Maak je diafragma groter
Het diafragma is de grootte van je lensopening. Hoe groter je die maakt, hoe meer licht er binnenkomt. Het kleinste diafragma-getal zorgt voor de meeste lichtinval, maar heeft als ‘nadeel’ dat de scherptediepte in je foto afneemt.
Als je een groot gebied in je compositie scherp wilt hebben, zul je voor een hoger diafragmagetal moeten kiezen. De sluitertijd wordt dan langer, of je ISO-hoger.
Tip: bij fotografie in het donker mag zwart ook best echt zwart worden. Je kunt ervoor kiezen om je belichtingscompensatie (knopje met het +/- teken) één stop te verlagen. Een bijkomend voordeel is dat je een iets snellere sluitertijd of hoger diafragmagetal kunt gebruiken.
Stel je belichting af op het lichtste deel
Je loopt bij nachtfotografie al snel het risico dat de lichtste onderdelen in je compositie overbelicht raken. Straatlantaarns worden uitgebeten vlekken en de maan is plotseling een hagelwit gat.
Probeer de belichting van de heldere onderdelen in je compositie goed doortekend te krijgen. Concentreer je -bijvoorbeeld- op het licht van de lantaarnpaal in een donkere straat. Zorg dat de straatlamp zo goed mogelijk wordt belicht. Probeer verschillende instellingen van je camera (bijvoorbeeld een kortere sluitertijd of een lagere ISO).
Tip: met een hoog diafragma-getal krijg je vaak van die mooie sterren rond een lichtbron.
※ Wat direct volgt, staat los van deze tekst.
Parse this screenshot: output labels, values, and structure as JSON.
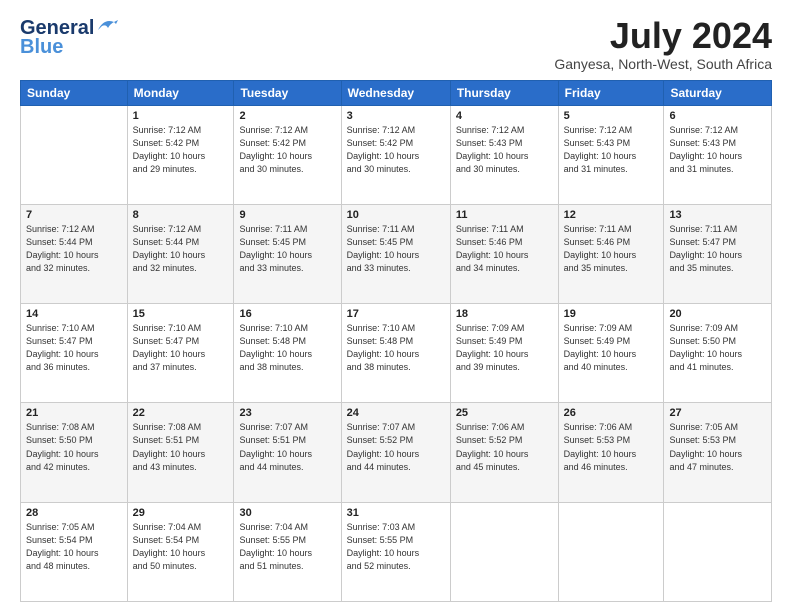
{
  "logo": {
    "line1": "General",
    "line2": "Blue"
  },
  "title": "July 2024",
  "subtitle": "Ganyesa, North-West, South Africa",
  "days_header": [
    "Sunday",
    "Monday",
    "Tuesday",
    "Wednesday",
    "Thursday",
    "Friday",
    "Saturday"
  ],
  "weeks": [
    [
      {
        "day": "",
        "info": ""
      },
      {
        "day": "1",
        "info": "Sunrise: 7:12 AM\nSunset: 5:42 PM\nDaylight: 10 hours\nand 29 minutes."
      },
      {
        "day": "2",
        "info": "Sunrise: 7:12 AM\nSunset: 5:42 PM\nDaylight: 10 hours\nand 30 minutes."
      },
      {
        "day": "3",
        "info": "Sunrise: 7:12 AM\nSunset: 5:42 PM\nDaylight: 10 hours\nand 30 minutes."
      },
      {
        "day": "4",
        "info": "Sunrise: 7:12 AM\nSunset: 5:43 PM\nDaylight: 10 hours\nand 30 minutes."
      },
      {
        "day": "5",
        "info": "Sunrise: 7:12 AM\nSunset: 5:43 PM\nDaylight: 10 hours\nand 31 minutes."
      },
      {
        "day": "6",
        "info": "Sunrise: 7:12 AM\nSunset: 5:43 PM\nDaylight: 10 hours\nand 31 minutes."
      }
    ],
    [
      {
        "day": "7",
        "info": "Sunrise: 7:12 AM\nSunset: 5:44 PM\nDaylight: 10 hours\nand 32 minutes."
      },
      {
        "day": "8",
        "info": "Sunrise: 7:12 AM\nSunset: 5:44 PM\nDaylight: 10 hours\nand 32 minutes."
      },
      {
        "day": "9",
        "info": "Sunrise: 7:11 AM\nSunset: 5:45 PM\nDaylight: 10 hours\nand 33 minutes."
      },
      {
        "day": "10",
        "info": "Sunrise: 7:11 AM\nSunset: 5:45 PM\nDaylight: 10 hours\nand 33 minutes."
      },
      {
        "day": "11",
        "info": "Sunrise: 7:11 AM\nSunset: 5:46 PM\nDaylight: 10 hours\nand 34 minutes."
      },
      {
        "day": "12",
        "info": "Sunrise: 7:11 AM\nSunset: 5:46 PM\nDaylight: 10 hours\nand 35 minutes."
      },
      {
        "day": "13",
        "info": "Sunrise: 7:11 AM\nSunset: 5:47 PM\nDaylight: 10 hours\nand 35 minutes."
      }
    ],
    [
      {
        "day": "14",
        "info": "Sunrise: 7:10 AM\nSunset: 5:47 PM\nDaylight: 10 hours\nand 36 minutes."
      },
      {
        "day": "15",
        "info": "Sunrise: 7:10 AM\nSunset: 5:47 PM\nDaylight: 10 hours\nand 37 minutes."
      },
      {
        "day": "16",
        "info": "Sunrise: 7:10 AM\nSunset: 5:48 PM\nDaylight: 10 hours\nand 38 minutes."
      },
      {
        "day": "17",
        "info": "Sunrise: 7:10 AM\nSunset: 5:48 PM\nDaylight: 10 hours\nand 38 minutes."
      },
      {
        "day": "18",
        "info": "Sunrise: 7:09 AM\nSunset: 5:49 PM\nDaylight: 10 hours\nand 39 minutes."
      },
      {
        "day": "19",
        "info": "Sunrise: 7:09 AM\nSunset: 5:49 PM\nDaylight: 10 hours\nand 40 minutes."
      },
      {
        "day": "20",
        "info": "Sunrise: 7:09 AM\nSunset: 5:50 PM\nDaylight: 10 hours\nand 41 minutes."
      }
    ],
    [
      {
        "day": "21",
        "info": "Sunrise: 7:08 AM\nSunset: 5:50 PM\nDaylight: 10 hours\nand 42 minutes."
      },
      {
        "day": "22",
        "info": "Sunrise: 7:08 AM\nSunset: 5:51 PM\nDaylight: 10 hours\nand 43 minutes."
      },
      {
        "day": "23",
        "info": "Sunrise: 7:07 AM\nSunset: 5:51 PM\nDaylight: 10 hours\nand 44 minutes."
      },
      {
        "day": "24",
        "info": "Sunrise: 7:07 AM\nSunset: 5:52 PM\nDaylight: 10 hours\nand 44 minutes."
      },
      {
        "day": "25",
        "info": "Sunrise: 7:06 AM\nSunset: 5:52 PM\nDaylight: 10 hours\nand 45 minutes."
      },
      {
        "day": "26",
        "info": "Sunrise: 7:06 AM\nSunset: 5:53 PM\nDaylight: 10 hours\nand 46 minutes."
      },
      {
        "day": "27",
        "info": "Sunrise: 7:05 AM\nSunset: 5:53 PM\nDaylight: 10 hours\nand 47 minutes."
      }
    ],
    [
      {
        "day": "28",
        "info": "Sunrise: 7:05 AM\nSunset: 5:54 PM\nDaylight: 10 hours\nand 48 minutes."
      },
      {
        "day": "29",
        "info": "Sunrise: 7:04 AM\nSunset: 5:54 PM\nDaylight: 10 hours\nand 50 minutes."
      },
      {
        "day": "30",
        "info": "Sunrise: 7:04 AM\nSunset: 5:55 PM\nDaylight: 10 hours\nand 51 minutes."
      },
      {
        "day": "31",
        "info": "Sunrise: 7:03 AM\nSunset: 5:55 PM\nDaylight: 10 hours\nand 52 minutes."
      },
      {
        "day": "",
        "info": ""
      },
      {
        "day": "",
        "info": ""
      },
      {
        "day": "",
        "info": ""
      }
    ]
  ]
}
Je zult zien dat sommige objecten best veel licht geven. Voor de foto van de maan was een sluitertijd van 1/500 voldoende. Deze opname kon dus makkelijk uit de hand worden gemaakt, want met zo’n snelle sluitertijd is bewegingsonscherpte vrijwel uitgesloten.
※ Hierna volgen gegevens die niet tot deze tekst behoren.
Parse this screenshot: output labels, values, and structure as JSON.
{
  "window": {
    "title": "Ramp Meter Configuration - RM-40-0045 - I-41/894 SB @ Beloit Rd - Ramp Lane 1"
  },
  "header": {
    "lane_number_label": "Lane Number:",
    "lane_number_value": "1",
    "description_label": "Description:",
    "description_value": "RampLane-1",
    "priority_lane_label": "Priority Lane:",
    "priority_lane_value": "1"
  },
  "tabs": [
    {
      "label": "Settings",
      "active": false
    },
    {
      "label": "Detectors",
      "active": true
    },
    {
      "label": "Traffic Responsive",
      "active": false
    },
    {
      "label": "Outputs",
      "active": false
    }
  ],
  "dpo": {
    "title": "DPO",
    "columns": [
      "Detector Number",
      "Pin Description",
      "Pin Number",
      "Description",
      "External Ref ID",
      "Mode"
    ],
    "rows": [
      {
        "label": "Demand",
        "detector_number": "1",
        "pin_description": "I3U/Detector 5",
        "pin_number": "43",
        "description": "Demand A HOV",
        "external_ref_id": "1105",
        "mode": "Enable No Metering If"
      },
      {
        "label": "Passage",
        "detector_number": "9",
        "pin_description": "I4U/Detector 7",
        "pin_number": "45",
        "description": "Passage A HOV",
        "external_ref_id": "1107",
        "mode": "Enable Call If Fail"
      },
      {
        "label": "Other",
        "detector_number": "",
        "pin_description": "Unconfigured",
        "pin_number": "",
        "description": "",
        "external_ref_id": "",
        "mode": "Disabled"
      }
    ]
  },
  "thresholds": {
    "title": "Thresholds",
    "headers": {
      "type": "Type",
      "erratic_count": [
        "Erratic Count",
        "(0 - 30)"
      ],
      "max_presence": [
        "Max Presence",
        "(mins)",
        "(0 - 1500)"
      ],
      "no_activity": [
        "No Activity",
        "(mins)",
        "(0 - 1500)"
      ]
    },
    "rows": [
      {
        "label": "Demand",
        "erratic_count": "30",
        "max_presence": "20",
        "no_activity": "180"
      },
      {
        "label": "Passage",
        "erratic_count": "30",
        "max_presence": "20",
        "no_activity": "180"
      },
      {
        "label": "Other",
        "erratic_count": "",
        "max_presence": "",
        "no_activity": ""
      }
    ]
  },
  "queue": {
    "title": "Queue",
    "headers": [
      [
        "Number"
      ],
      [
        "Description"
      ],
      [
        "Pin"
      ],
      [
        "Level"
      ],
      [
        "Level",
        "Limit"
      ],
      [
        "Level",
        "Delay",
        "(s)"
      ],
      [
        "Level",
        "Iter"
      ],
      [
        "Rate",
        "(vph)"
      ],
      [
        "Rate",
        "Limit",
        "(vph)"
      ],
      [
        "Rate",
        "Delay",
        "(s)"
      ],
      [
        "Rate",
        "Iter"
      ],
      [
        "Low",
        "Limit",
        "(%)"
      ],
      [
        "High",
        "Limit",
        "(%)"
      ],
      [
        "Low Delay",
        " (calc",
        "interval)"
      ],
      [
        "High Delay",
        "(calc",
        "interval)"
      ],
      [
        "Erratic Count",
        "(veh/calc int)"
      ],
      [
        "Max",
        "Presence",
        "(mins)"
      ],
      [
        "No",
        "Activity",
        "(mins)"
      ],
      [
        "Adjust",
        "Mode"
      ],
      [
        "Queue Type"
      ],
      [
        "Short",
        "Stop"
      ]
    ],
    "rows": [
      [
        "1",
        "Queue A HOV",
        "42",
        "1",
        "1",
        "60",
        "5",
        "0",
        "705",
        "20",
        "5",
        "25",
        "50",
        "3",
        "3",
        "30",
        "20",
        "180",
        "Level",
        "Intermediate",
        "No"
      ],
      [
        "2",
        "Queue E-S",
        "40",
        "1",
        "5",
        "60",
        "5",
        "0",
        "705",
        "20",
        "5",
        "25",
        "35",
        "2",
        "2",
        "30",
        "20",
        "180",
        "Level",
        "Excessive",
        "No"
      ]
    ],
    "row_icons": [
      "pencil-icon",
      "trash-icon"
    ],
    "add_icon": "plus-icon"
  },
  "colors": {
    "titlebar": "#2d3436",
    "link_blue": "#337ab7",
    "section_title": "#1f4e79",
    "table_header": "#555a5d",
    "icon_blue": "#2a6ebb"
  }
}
Experimenteer er lustig op los
Avond- of nachtfotografie kan prachtige beelden opleveren. Haal je warme jas maar weer uit de kast en trek er ’s avonds op uit. Onze ervaring is dat je veel moet experimenteren om de mooiste foto’s te maken.
Tip: ga eens naar de stad als het net heeft geregend. Vooral in het donker zorgen de spiegelingen van lichtjes in de natte straten voor ontzettend sfeervolle plaatjes.
Ik wens je veel fotografieplezier!
Dit artikel verscheen eerder op de website van Fotoschool Keistad.